Creating TSIG keys with ansible

I needed to configure some hosts to do nsupdates to my authoritative DNS master server, running Bind9.

It can easily be done with the rndc-confgen utility, which output a configfile with a nicley formatted key in it.

But my usecase is different, I need to create a key for each host to use with Letsencrypt and certbot woth the rfc2136 plugin.

So I need to create a key, and save with some other stuff into various files.

  • Some Bind9 config
  • Some rfc2136 configfile for certbot

Ansible implementation

I want to implement it in Ansible, so I can easily recreate my hosts, or add another host to the environment.

Generating TSIG keys

- name: Generate unique HMAC-SHA512 TSIG key for each host (seed is the host name + more entropy)
    ansible.builtin.set_fact:
    tsig_key: "{{ lookup('ansible.builtin.password', '/dev/null chars=hexdigits seed={{ tsig_key_seed }}{{ ansible_hostname  }} length=64') | b64encode }}"

The ansible.builtin.password lookup plugin gives random-but-idempotent output, when the filename is set to /dev/null when given the same seed. To distinguish the keys from host to host, I give the hostname as seed. I also give some secret string to add to the seed, so noone out there, can guess, that the seed its the hostname, and hence, recreate my TSIG keys. The variable tsig_key_seed is configured in group_vars in my infrastructure repository.

This gives me a string with a valid TSIG key to use in templates to write eg. named.conf.options or the rfc2136.ini file for certbot.

Also, this task is so cheap, that I really dont care to save it somewhere between runs, I just include the task, whenever I need the key. I could maybe even put it directly into the templates, and save me from running this extra task in the playbook.

Templates for Bind9

Bind9 needs to be aware of these keys, for it to validate the keys, when certbot tries to add a DNS RR for the validation process.

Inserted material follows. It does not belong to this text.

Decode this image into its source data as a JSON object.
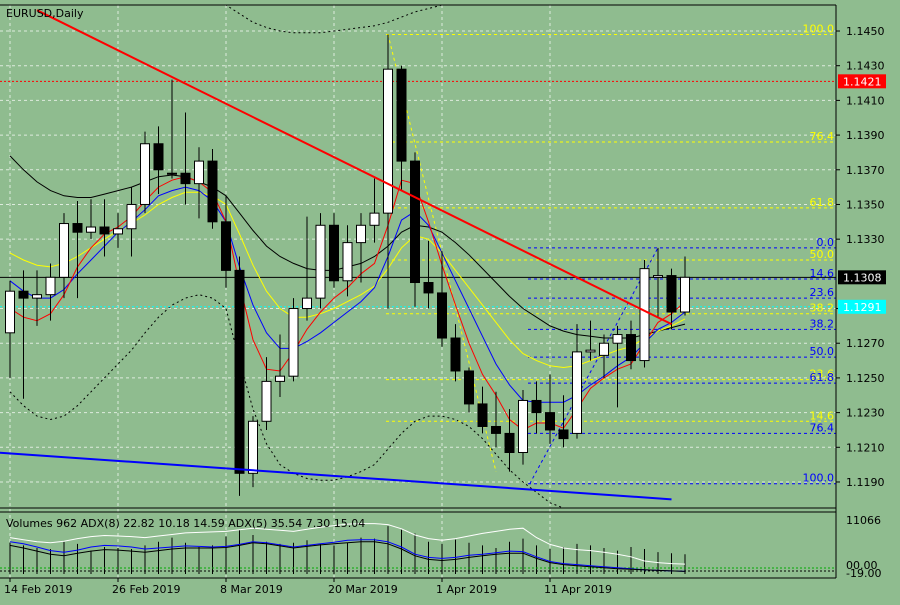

For this to happen, I template a file to the master DNS server, and include it in the Bind9 configuration.

I use this task in ansible to create the TSIG configfile:

- name: Create TSIG config file
    ansible.builtin.copy:
    content: |
        {% for host in groups["all"] %}
        key "rndc-key-{{ host }}" {
            algorithm hmac-sha512;
            secret "{{ hostvars[host]['tsig_key'] }}";
        };

        {% endfor %}
    dest: /etc/bind/tsig-keys.conf
    owner: root
    group: bind
    mode: '0640'
    loop: "{{ groups['dns'] }}"
    delegate_to: "{{ item }}"
    run_once: true

And then include /etc/bind/tsig-keys.conf in the Bind9 configuration:

include "/etc/bind/tsig-keys.conf";

Lastly, reload Bind9, to pickup the new keys and configurations.

Templates for Certbot

I use this template with Ansible to create the rfc2136 ini configuration file for Certbot:

# Target DNS server (IPv4 or IPv6 address, not a hostname)
dns_rfc2136_server = {{ hostvars['masterdnsserver']['ansible_default_ipv4']['address'] }}
# Target DNS port
dns_rfc2136_port = 53
# TSIG key name
dns_rfc2136_name = rndc-key-{{ ansible_hostname}}
# TSIG key secret
dns_rfc2136_secret = {{ tsig_key }}
# TSIG key algorithm
dns_rfc2136_algorithm = HMAC-SHA512
# TSIG sign SOA query (optional, default: false)
dns_rfc2136_sign_query = false

Then I create a small shell script wrapper to use with the Systemd units I used to time the certificate renewals:

#!/bin/bash

# Halt if something goes wrong
set -euxo pipefail

# Check if the domain is valid
if [ -z "$1" ]; then
    echo "Usage: $0 <comma seperated list of domains>"
    exit 1
fi

# Renew certificates
/opt/certbot/bin/certbot \
    certonly \
    {% if short_lived_environment %}--test-cert \
{% endif %}
    --expand \
    -c /opt/certbot/certbot_web_certificates.ini \
    -d $1

The file /opt/certbot/certbot_web_certificates.ini contains my personal information, and is not relevant for this how-to.